CATALYZE: A DEEP LEARNING APPROCH FOR CATARACT ASSESSEMENT AND GRADING ON SS-OCT ANTERION IMAGES

J Cataract Refract Surg. 2024 Dec 16. doi: 10.1097/j.jcrs.0000000000001598. Online ahead of print.

Abstract

Purpose: To assess an new objective deep learning model cataract grading method based on Swept-Source Optical Coherence Tomography (SS-OCT) scans provided by the Anterion® (Heidelberg, Germany).

Setting: Single centre study at the Rothschild Foundation, Paris, France.

Design: Prospective cross-sectional study.

Methods: All patients consulting for cataract evaluation and consenting to study participation were included.
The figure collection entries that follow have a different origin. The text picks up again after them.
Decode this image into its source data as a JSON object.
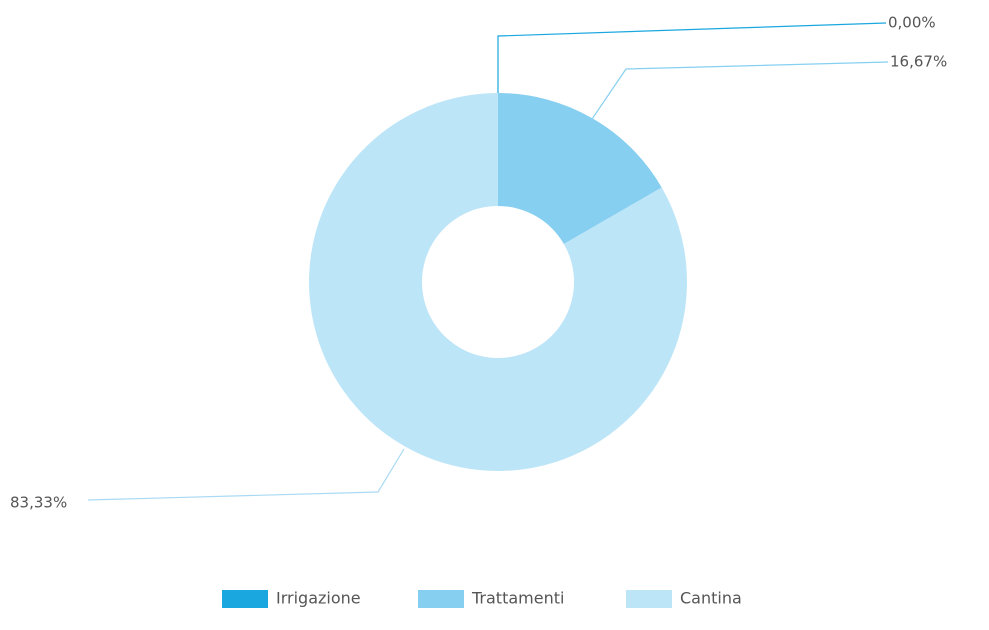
{
  "chart_data": {
    "type": "pie",
    "variant": "donut",
    "title": "",
    "categories": [
      "Irrigazione",
      "Trattamenti",
      "Cantina"
    ],
    "values": [
      0.0,
      16.67,
      83.33
    ],
    "labels": [
      "0,00%",
      "16,67%",
      "83,33%"
    ],
    "unit": "%",
    "colors": [
      "#1aa7e0",
      "#86cff1",
      "#bde5f8"
    ],
    "legend_position": "bottom-center"
  }
}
History of previous ocular surgery, cornea or retina disorders, and ocular dryness were exclusion criteria. Our CATALYZE pipeline was applied to Anterion® image providing layer-wise cataract metrics and an overall Clinical Significance Index of cataract (CSI). Ocular scatter index (OSI) was also measured with a double-pass aberrometer (OQAS®), and compared to our CSI.

Results: Five hundred forty eight eyes were included, 331 in the development set (48 with cataract and 283 controls) and 217 in the validation set (85 with cataract and 132 controls) of 315 patients aged 19-85 years (mean ± SD: 50 ± 21 years). The CSI correlated with the OSI (r2 = 0.87, P <0.01). CSI area under the ROC curve (AUROC) was comparable to OSI AUROC (0.985 vs 0.981 respectively, P>0.05) with 95% sensitivity and 95% specificity.

Conclusions: Our deep learning pipeline CATALYZE based on Anterion® SS-OCT is a reliable and comprehensive objective cataract grading method.